On Friday night Portland was happily busting the spine of an unPortland-like heat wave, but the word hadn’t drifted up to the fourth floor of downtown’s Pythian Building, where giant fans were whooshing to keep the sticky air circulating at Conduit Dance. Conduit’s in a bit of a pickle financially right now, and so it’s putting on a series of benefit performances this weekend and next, and Friday was opening night.

A hot and sticky affair, as it turned out: For a change, the audience got a feel for what it’s like to be out on the floorboards, sweating under the lights. Because so much of the audience was made up of dance people, anyway, it just helped to create a here-we-are-together mood.
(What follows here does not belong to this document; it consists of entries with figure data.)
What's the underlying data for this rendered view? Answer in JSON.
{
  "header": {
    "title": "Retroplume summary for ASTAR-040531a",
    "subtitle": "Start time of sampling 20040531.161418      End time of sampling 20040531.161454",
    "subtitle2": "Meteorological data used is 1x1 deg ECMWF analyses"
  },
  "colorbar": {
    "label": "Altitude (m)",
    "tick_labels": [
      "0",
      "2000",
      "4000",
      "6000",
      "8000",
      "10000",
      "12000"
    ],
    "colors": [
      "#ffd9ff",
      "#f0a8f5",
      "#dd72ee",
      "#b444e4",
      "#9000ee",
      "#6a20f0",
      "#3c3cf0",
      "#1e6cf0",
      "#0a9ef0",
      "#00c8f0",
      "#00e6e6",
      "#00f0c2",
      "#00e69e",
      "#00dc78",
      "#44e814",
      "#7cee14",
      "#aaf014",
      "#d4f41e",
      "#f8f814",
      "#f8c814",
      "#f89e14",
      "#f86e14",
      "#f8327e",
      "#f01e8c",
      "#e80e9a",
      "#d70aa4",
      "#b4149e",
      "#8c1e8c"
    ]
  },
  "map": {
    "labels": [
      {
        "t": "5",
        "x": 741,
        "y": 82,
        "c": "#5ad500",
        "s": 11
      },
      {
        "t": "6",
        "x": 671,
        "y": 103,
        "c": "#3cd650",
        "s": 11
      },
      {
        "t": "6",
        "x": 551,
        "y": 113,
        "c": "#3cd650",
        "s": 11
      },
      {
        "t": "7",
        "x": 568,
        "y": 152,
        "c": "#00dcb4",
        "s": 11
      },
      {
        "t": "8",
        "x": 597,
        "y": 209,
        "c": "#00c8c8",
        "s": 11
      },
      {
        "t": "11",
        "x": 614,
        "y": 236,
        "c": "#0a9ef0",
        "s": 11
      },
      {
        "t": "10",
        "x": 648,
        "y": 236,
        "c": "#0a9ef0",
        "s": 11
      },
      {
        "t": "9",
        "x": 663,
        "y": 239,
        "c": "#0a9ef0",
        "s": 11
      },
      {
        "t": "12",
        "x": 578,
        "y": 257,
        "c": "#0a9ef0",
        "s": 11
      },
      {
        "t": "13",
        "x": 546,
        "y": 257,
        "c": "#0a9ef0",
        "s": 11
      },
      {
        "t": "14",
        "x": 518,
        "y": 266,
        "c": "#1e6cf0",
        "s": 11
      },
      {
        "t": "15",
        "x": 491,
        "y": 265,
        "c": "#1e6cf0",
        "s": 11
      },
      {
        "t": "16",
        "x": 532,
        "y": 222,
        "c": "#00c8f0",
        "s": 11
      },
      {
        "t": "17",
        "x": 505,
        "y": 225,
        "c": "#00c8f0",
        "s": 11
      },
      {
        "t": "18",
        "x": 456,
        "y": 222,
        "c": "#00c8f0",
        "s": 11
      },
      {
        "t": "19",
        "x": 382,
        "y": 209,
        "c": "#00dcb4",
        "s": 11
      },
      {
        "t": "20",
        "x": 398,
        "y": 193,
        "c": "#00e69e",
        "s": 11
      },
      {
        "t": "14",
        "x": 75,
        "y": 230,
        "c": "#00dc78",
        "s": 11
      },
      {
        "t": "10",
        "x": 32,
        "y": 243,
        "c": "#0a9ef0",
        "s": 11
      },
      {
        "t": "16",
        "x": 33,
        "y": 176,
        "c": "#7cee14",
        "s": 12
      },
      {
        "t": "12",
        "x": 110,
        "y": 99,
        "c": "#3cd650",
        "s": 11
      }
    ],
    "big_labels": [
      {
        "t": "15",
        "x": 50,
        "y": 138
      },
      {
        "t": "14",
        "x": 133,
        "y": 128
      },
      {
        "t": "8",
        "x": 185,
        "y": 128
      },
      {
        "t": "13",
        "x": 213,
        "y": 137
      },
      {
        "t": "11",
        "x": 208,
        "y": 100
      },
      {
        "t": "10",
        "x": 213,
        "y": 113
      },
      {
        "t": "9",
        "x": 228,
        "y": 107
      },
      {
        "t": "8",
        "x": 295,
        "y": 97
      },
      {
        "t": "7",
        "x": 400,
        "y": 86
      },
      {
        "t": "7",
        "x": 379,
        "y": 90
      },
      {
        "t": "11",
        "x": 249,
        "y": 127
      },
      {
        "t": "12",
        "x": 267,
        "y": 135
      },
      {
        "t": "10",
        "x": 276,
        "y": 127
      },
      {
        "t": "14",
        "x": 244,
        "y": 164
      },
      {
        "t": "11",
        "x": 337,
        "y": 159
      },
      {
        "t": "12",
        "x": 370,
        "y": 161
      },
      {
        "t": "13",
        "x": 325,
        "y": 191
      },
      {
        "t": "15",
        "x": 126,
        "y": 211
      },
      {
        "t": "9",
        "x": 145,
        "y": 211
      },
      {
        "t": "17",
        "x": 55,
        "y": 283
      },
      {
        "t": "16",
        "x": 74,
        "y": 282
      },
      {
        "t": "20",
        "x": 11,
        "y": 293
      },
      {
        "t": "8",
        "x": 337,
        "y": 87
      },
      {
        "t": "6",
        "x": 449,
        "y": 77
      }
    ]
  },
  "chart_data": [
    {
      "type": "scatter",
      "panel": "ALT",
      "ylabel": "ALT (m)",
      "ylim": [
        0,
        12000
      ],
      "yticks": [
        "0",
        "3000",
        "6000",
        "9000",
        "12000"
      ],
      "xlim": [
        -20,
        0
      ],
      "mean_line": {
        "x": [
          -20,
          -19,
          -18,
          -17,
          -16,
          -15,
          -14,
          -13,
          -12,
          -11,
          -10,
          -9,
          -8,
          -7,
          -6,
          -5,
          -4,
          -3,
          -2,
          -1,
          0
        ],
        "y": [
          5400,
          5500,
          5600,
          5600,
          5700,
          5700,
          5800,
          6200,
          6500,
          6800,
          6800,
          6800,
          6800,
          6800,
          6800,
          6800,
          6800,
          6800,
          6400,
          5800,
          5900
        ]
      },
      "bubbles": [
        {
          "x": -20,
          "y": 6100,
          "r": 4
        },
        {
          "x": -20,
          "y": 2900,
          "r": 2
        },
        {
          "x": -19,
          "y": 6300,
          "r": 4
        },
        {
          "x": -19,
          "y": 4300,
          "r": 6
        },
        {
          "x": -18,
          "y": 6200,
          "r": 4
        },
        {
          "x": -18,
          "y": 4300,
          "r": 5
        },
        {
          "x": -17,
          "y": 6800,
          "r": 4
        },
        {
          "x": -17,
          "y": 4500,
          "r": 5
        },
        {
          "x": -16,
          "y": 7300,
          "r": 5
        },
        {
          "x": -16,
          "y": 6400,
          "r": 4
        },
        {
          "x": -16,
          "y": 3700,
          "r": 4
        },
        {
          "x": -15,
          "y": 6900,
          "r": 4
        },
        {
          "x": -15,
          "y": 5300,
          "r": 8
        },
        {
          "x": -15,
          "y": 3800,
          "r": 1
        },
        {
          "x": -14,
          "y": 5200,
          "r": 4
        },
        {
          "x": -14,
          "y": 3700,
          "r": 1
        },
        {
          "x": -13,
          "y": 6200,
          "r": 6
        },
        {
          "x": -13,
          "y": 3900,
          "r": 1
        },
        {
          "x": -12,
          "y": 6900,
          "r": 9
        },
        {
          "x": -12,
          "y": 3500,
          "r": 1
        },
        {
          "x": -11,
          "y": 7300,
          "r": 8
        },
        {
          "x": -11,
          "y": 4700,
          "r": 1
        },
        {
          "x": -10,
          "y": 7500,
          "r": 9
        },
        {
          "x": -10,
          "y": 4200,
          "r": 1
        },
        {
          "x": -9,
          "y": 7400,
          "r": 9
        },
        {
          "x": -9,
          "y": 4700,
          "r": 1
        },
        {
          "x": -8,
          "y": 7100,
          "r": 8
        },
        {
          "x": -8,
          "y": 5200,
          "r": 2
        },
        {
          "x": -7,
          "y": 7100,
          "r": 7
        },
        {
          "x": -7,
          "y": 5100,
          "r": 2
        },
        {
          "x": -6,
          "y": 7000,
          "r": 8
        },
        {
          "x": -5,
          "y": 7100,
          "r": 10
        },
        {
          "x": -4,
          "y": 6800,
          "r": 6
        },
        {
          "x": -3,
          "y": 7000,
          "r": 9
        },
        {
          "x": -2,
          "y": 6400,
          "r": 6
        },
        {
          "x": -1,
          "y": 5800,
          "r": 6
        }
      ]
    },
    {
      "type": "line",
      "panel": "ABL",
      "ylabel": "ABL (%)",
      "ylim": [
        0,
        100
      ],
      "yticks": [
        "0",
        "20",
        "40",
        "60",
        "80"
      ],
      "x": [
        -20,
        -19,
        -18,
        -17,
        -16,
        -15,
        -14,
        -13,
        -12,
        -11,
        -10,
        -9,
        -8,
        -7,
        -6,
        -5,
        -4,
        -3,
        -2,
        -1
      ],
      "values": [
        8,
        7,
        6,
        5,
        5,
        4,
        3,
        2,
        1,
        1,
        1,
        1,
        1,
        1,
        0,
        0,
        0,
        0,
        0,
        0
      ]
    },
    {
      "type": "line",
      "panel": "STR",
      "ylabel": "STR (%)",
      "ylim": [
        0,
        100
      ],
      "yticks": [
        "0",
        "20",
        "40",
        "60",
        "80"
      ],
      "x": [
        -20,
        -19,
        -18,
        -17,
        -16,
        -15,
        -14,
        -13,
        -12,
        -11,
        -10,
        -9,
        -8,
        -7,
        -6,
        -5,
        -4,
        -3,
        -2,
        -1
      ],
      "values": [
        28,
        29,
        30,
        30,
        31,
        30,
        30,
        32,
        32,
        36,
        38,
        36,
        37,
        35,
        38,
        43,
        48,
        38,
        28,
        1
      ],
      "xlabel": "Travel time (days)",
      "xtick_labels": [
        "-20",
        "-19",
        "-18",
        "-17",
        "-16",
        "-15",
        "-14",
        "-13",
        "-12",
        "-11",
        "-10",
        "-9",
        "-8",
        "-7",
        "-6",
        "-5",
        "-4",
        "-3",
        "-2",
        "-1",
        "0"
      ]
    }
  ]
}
And because the wet heat had the mildly giddy effect of a low-grade fever, it encouraged dispensing with analysis and just experiencing the thing. As Paul McCartney put it, Let it be.

For years I’ve watched Linda Austin, a smart and funny woman who’s established herself as one of the city’s leading contemporary performers, and for years I just haven’t quite got what she’s up to. Linda’s out there, and I’ve spent a bit of time trying to figure out where “there” is and exactly why she’s taking us to it. In that suss-out-the-puzzle sense her Friday night performance, a solo study for her work-in-progress Bandage a Knife, was pretty familiar in its unfamiliarity: Who besides Linda knows what that chanting and waving of lights was all about?